23.香りもの

「良い香りだし、デザインも女性ウケ良さそうだよ?」


 クアラなら気に入ってくれると思ったのだが、蓋を開けても表情は変わらない。


「前回のアクセサリーよりはマシだけど、なんでこうも微妙なものばかり渡してくるんだろう……。姉さん、男性から気安くもらっちゃいけないプレゼントベストスリーってなんだか分かる?」

「えっと一つはまずアクセサリーでしょ? それから食べ物と飲み物かな? 薬入って連れ込まれると怖いのよって母さんが言ってた」


 クアラとの入れ替わりを解消するという話が上がった時、お母様が真っ先に教えてくれたのはこの話だった。


 夜会やサロンに出席すると、ごく稀に怪しい薬を飲ませようとする不届きな令息がいるそうだ。それも身分が高い方にも一定数いるのだそう。

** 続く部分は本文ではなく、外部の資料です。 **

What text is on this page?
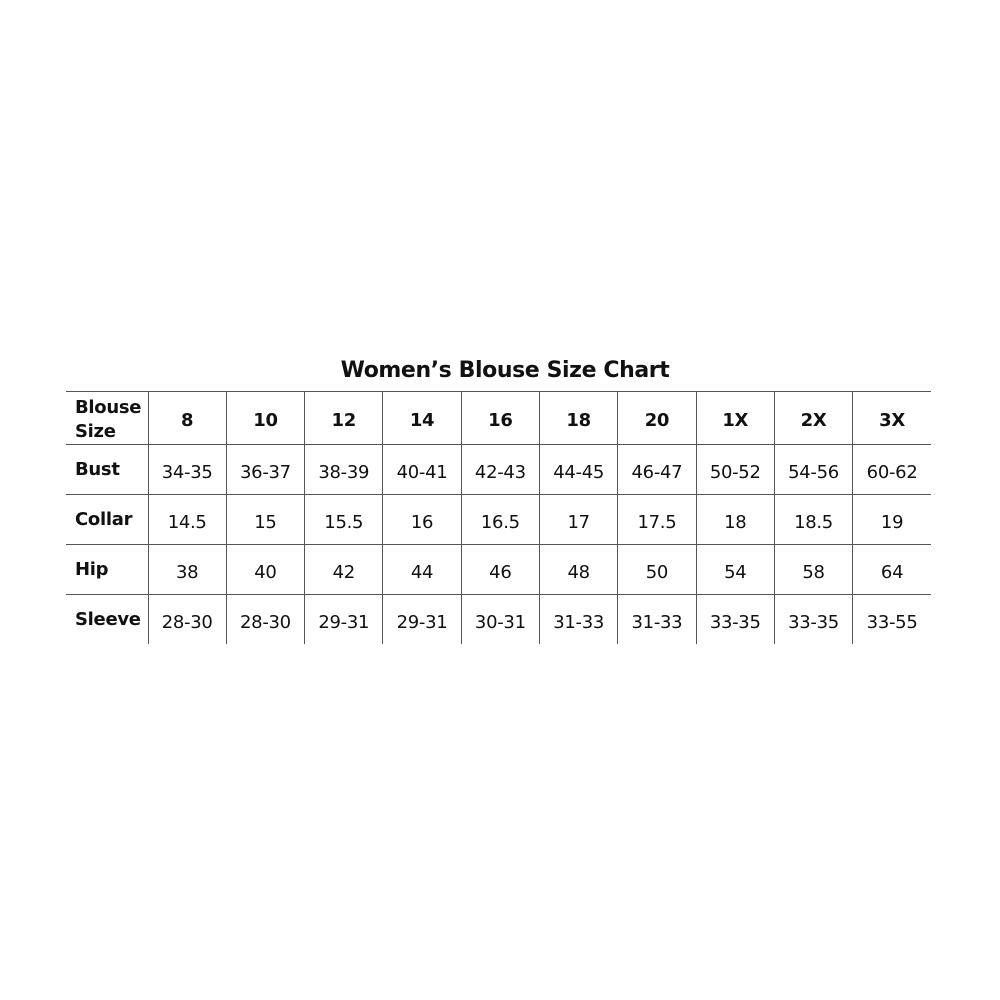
Women’s Blouse Size Chart
Blouse Size	8	10	12	14	16	18	20	1X	2X	3X
Bust	34-35	36-37	38-39	40-41	42-43	44-45	46-47	50-52	54-56	60-62
Collar	14.5	15	15.5	16	16.5	17	17.5	18	18.5	19
Hip	38	40	42	44	46	48	50	54	58	64
Sleeve	28-30	28-30	29-31	29-31	30-31	31-33	31-33	33-35	33-35	33-55
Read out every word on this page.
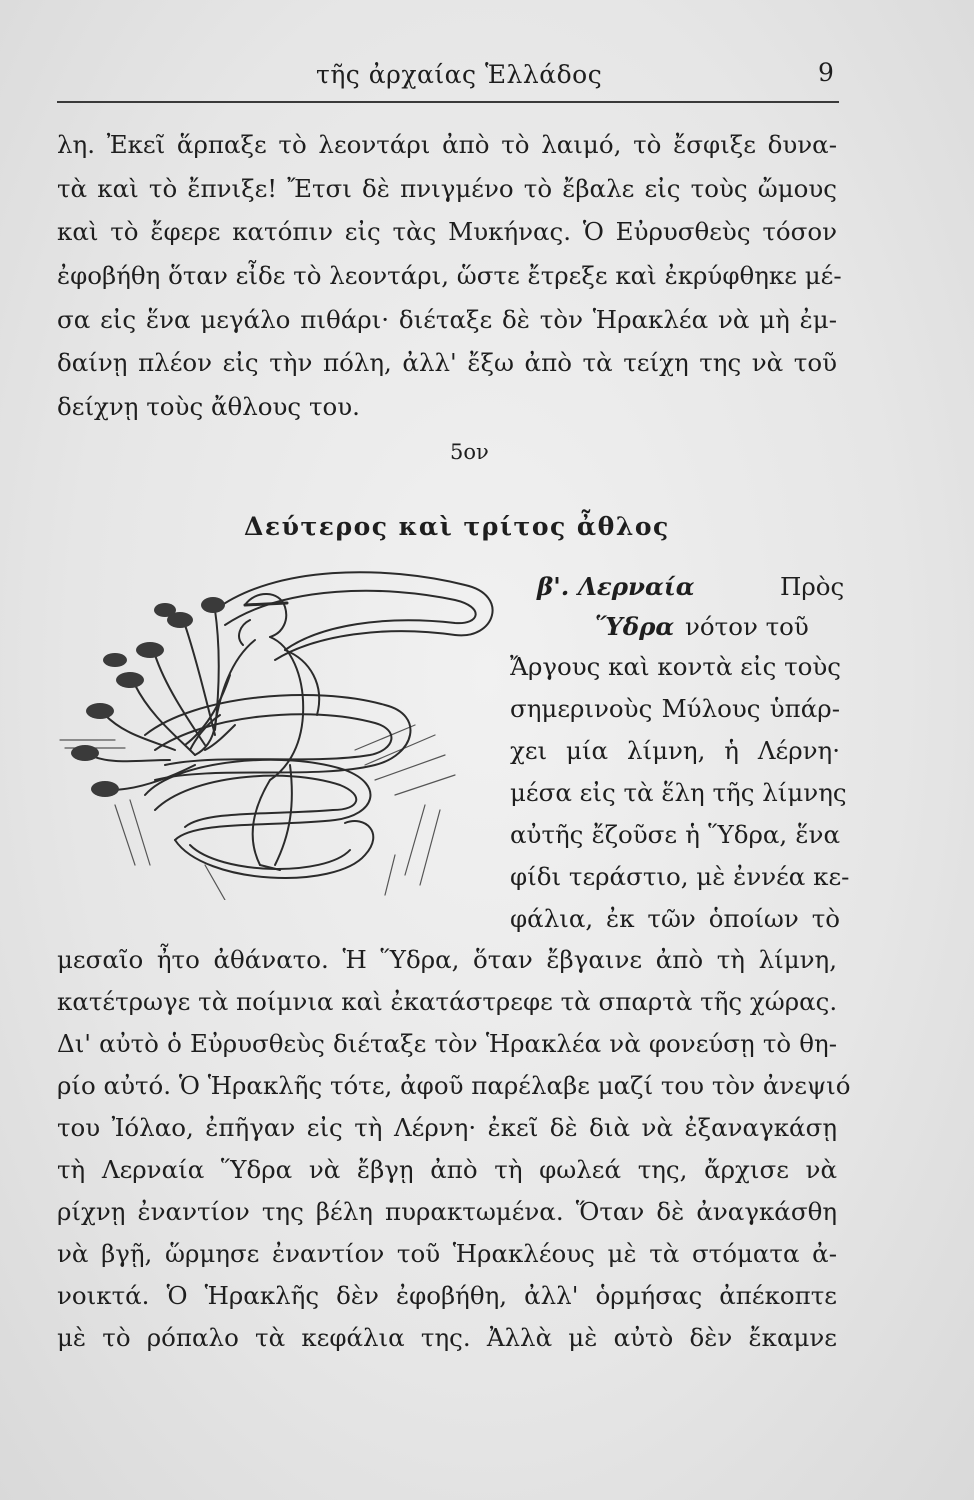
τῆς ἀρχαίας Ἑλλάδος	9
λη. Ἐκεῖ ἅρπαξε τὸ λεοντάρι ἀπὸ τὸ λαιμό, τὸ ἔσφιξε δυνα-
τὰ καὶ τὸ ἔπνιξε! Ἔτσι δὲ πνιγμένο τὸ ἔβαλε εἰς τοὺς ὤμους
καὶ τὸ ἔφερε κατόπιν εἰς τὰς Μυκήνας. Ὁ Εὐρυσθεὺς τόσον
ἐφοβήθη ὅταν εἶδε τὸ λεοντάρι, ὥστε ἔτρεξε καὶ ἐκρύφθηκε μέ-
σα εἰς ἕνα μεγάλο πιθάρι· διέταξε δὲ τὸν Ἡρακλέα νὰ μὴ ἐμ-
δαίνῃ πλέον εἰς τὴν πόλη, ἀλλ' ἔξω ἀπὸ τὰ τείχη της νὰ τοῦ
δείχνῃ τοὺς ἄθλους του.
5ον
Δεύτερος καὶ τρίτος ἆθλος
β'. Λερναία	Πρὸς
Ὕδρα νότον τοῦ
Ἄργους καὶ κοντὰ εἰς τοὺς
σημερινοὺς Μύλους ὑπάρ-
χει μία λίμνη, ἡ Λέρνη·
μέσα εἰς τὰ ἕλη τῆς λίμνης
αὐτῆς ἔζοῦσε ἡ Ὕδρα, ἕνα
φίδι τεράστιο, μὲ ἐννέα κε-
φάλια, ἐκ τῶν ὁποίων τὸ
μεσαῖο ἦτο ἀθάνατο. Ἡ Ὕδρα, ὅταν ἔβγαινε ἀπὸ τὴ λίμνη,
κατέτρωγε τὰ ποίμνια καὶ ἐκατάστρεφε τὰ σπαρτὰ τῆς χώρας.
Δι' αὐτὸ ὁ Εὐρυσθεὺς διέταξε τὸν Ἡρακλέα νὰ φονεύσῃ τὸ θη-
ρίο αὐτό. Ὁ Ἡρακλῆς τότε, ἀφοῦ παρέλαβε μαζί του τὸν ἀνεψιό
του Ἰόλαο, ἐπῆγαν εἰς τὴ Λέρνη· ἐκεῖ δὲ διὰ νὰ ἐξαναγκάσῃ
τὴ Λερναία Ὕδρα νὰ ἔβγῃ ἀπὸ τὴ φωλεά της, ἄρχισε νὰ
ρίχνῃ ἐναντίον της βέλη πυρακτωμένα. Ὅταν δὲ ἀναγκάσθη
νὰ βγῇ, ὥρμησε ἐναντίον τοῦ Ἡρακλέους μὲ τὰ στόματα ἀ-
νοικτά. Ὁ Ἡρακλῆς δὲν ἐφοβήθη, ἀλλ' ὁρμήσας ἀπέκοπτε
μὲ τὸ ρόπαλο τὰ κεφάλια της. Ἀλλὰ μὲ αὐτὸ δὲν ἔκαμνε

 未婚の令嬢や、結婚していても下級貴族の奥方様が狙われてしまうらしい。


 どちらも何かあった際に揉み消しやすいから。


 父さんが私を結婚させたがっているのも、私にバルバトル以外の後ろ盾を与えようとしているからだったりする。


 武力はあっても、やはり令嬢。

 権力としてはやや心もとないのだ。


 だから気をつけろ、と。

 クアラはこの辺りをそつなくこなすのだろうが、私では少し心配なのだろう。


 正直、私も心配だ。

 帯刀出来ない場面ならなおのこと気をつけねばならない。


 兄さんはいざとなったら近くにある花瓶で殴るなり、思い切り蹴り上げるなりしろと言い、体術も仕込んでくれたが、やはり何もないに越したことはない。


 だからこの話はきっちり頭に入れてあった。

 けれどクアラの求めていた答えとは違ったらしい。


「アクセサリーは正解。でも後ろの二つはプレゼントじゃなくて夜会で受け取っちゃいけないものかな。正解はドレスと香水です。親しい相手、婚約者とか家族だったら別にいいんだけど、この二つはアクセサリーと並んで所有を意味するの」

「香水がアウトってことは石けんもアウト?」

「そういうこと。香りは目には見えないけれど、人のイメージを決定づけるものだからね。それに香りとともにあなたを抱きたいって下心も含まれてたりするんだよ」


 クアラの言っている意味は何となく分かるが、アイゼン様がそんなことを意図してやっているとは思えない。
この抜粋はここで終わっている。